PMI rose to 52.6 points in November, the highest pace since October 2016. It had stood at 50.3 in October, down from 51.2 points in September. A reading above 50 shows expansion and one below that shows a contraction.
There was pressure from input prices and this might have the Reserve Bank of India deciding not to take an accommodative stance in its monetary policy review next week, said the report. This is for a fourth month in a row that the index has come above the 50 mark.
The data came a day after gross domestic product (GDP) numbers showed manufacturing growth having jumped from 1.2 per cent in the first quarter of the current financial year to seven per cent in the second quarter. Reversing a five-quarter slide in GDP growth, the economy bounced back from a three-year low to expand by 6.3 per cent in July-September.
The GST Council had cut rates on a little over 200 items with effect from November 15. As many as 176 items saw a cut to 18 per cent, from an earlier 28 per cent. Stronger factory production levels also translated into the fastest rate of employment creation since September 2012. Beside, export growth rose for the first time in three months, as foreign demand for Indian goods had improved. Officially, merchandise exports had contracted in October. As such, PMI showed November could post growth.

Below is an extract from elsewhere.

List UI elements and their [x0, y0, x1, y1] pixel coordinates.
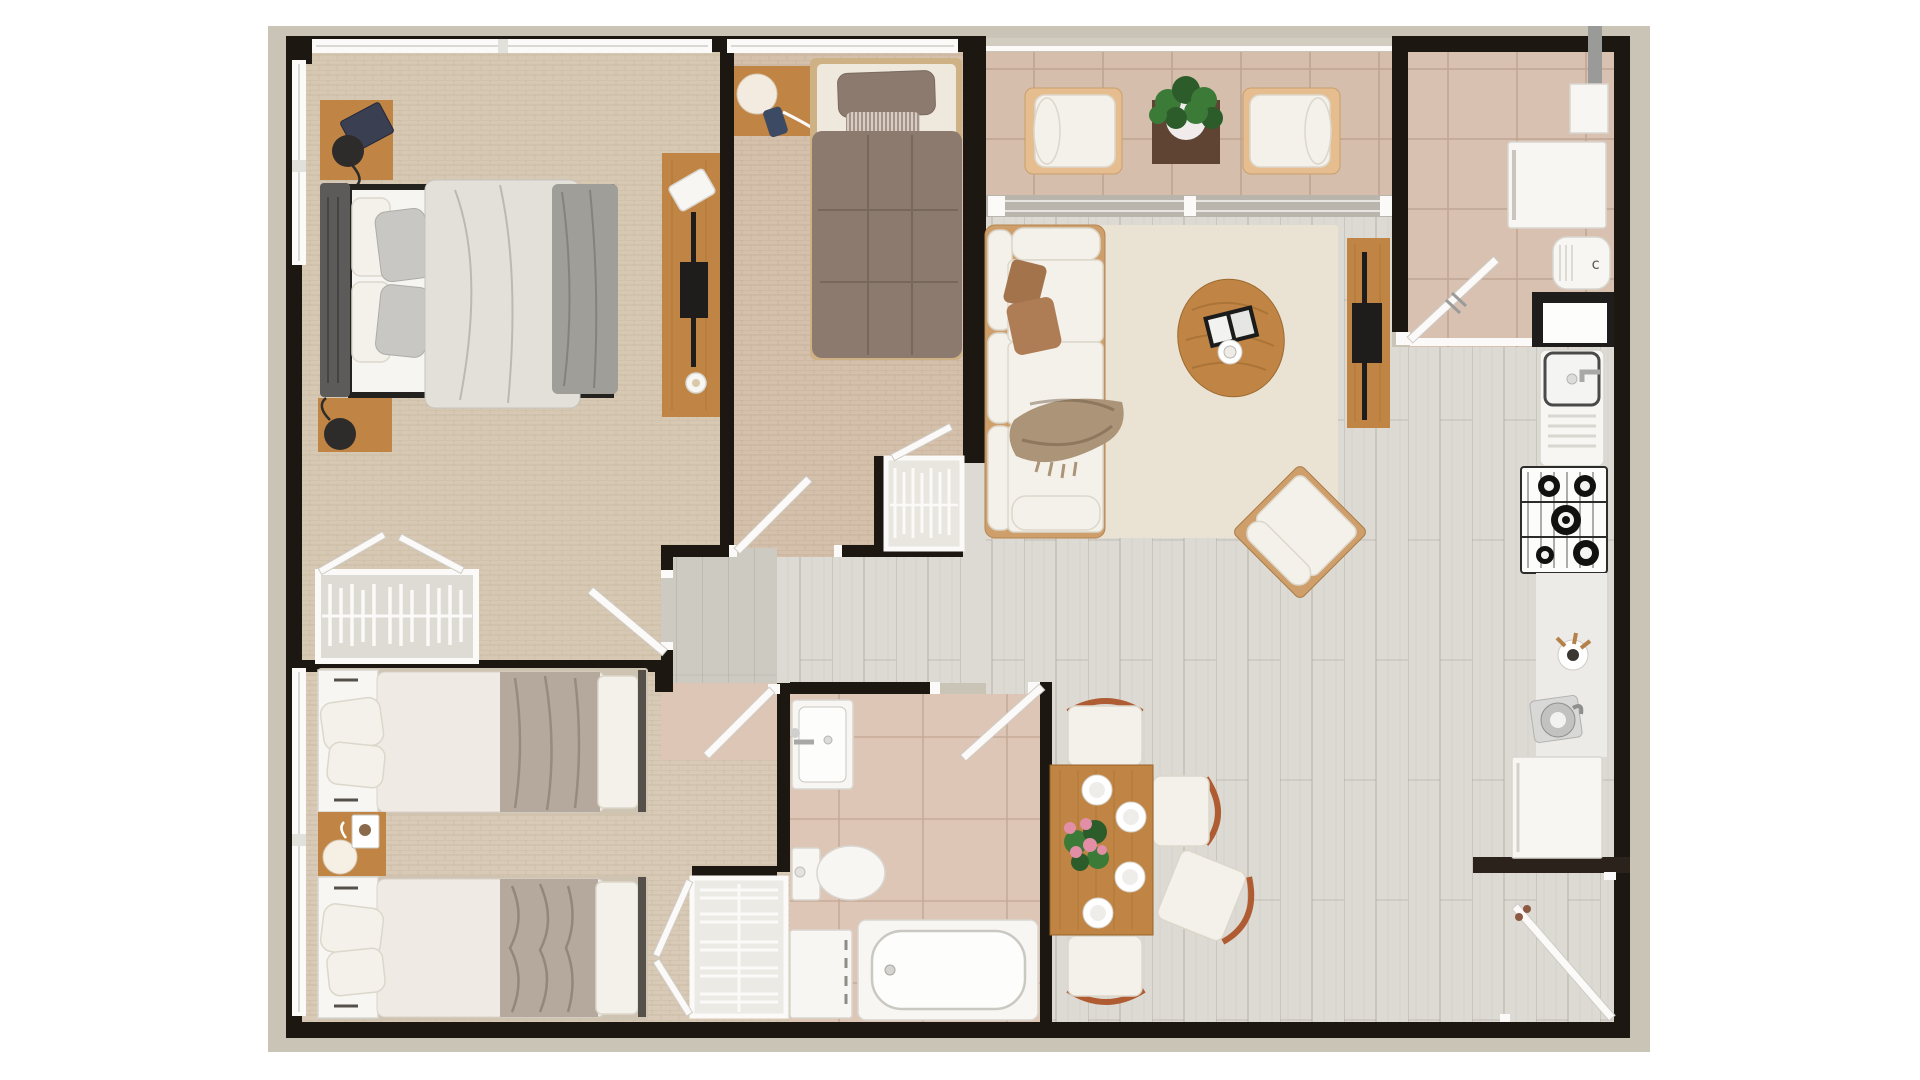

On the price front, input cost inflation quickened to the fastest pace since April. This, the report said, seemed to make it unlikelier for RBI to adopt an accommodative stance. However, companies were unable to fully pass on higher cost burdens to price-sensitive clients. Dodhia added that the current phase of expansion had led to a pick-up in business sentiment, as “growth momentum seems likely to continue over the near term”.